After the second intifada began in the autumn of 2000, Israel stopped the transfer of tax receipts owed to the Palestinian Authority. In the following summer the commission began payment of direct budgetary assistance to the authority. There were tough conditions, overseen by international financial institutions. The infrastructure built by European money on the West Bank and in Gaza was systematically trashed by the Israeli Defence Forces in 2002. They were responding to horrific suicide bombings in Israel. Anything that might be seen to provide the sinews of government was destroyed - including the land registry, courts and police stations. This did not obviously advance the prospect of a two-state solution.
Throughout the period when budgetary support was provided, the European commission was accused by some Israeli lobby groups of bankrolling terrorism and corruption. We just about achieved our aim and managed to keep the Palestinian Authority afloat - even to reform it. As the responsible commissioner, I was privately encouraged by senior US state department officials to continue the support, and was never asked by Israeli officials to stop it. Europe was in effect fulfilling its now historic role of financing the terrible failure of policies laid down not in Brussels, but in Tel Aviv and Washington. Doubtless Europe is getting ready to do the same again.

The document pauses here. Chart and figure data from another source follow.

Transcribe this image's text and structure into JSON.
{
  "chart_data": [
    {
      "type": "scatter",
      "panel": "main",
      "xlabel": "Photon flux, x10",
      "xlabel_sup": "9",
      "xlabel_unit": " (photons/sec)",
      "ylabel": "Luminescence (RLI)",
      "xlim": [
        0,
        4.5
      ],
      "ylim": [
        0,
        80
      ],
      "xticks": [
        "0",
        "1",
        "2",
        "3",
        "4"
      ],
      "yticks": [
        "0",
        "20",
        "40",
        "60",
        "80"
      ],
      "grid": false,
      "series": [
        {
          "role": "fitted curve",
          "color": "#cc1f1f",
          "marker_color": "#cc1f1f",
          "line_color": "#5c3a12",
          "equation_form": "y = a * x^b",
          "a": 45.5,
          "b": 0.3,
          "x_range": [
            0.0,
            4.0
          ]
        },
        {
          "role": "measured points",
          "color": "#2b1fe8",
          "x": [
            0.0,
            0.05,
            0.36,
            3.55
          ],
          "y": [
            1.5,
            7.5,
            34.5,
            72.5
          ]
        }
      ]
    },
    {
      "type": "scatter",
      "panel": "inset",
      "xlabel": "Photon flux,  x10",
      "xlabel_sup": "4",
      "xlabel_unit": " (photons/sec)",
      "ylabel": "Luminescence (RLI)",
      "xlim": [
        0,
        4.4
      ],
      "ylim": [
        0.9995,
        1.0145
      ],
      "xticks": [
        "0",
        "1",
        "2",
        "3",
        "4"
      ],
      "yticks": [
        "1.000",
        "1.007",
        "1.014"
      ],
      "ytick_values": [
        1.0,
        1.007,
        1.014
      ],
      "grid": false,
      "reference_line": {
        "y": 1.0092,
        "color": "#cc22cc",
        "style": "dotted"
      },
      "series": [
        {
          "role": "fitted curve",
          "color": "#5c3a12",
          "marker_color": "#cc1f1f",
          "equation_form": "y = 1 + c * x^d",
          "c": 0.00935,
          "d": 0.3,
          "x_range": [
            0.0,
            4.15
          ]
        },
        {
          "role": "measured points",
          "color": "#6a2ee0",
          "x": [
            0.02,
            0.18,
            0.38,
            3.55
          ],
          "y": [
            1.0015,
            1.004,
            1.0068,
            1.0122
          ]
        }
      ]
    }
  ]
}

From 2000 to 2008, European commission funding to Palestine totalled nearly €3bn. In the last couple of years, about half the funding went to Gaza, for example in fuel for the power plant and help for impoverished families. Over the last 10 years about €50m has been spent in Gaza on physical infrastructure work, part of a much larger sum committed but not spent. To all these figures should be added the development assistance paid for directly by member states.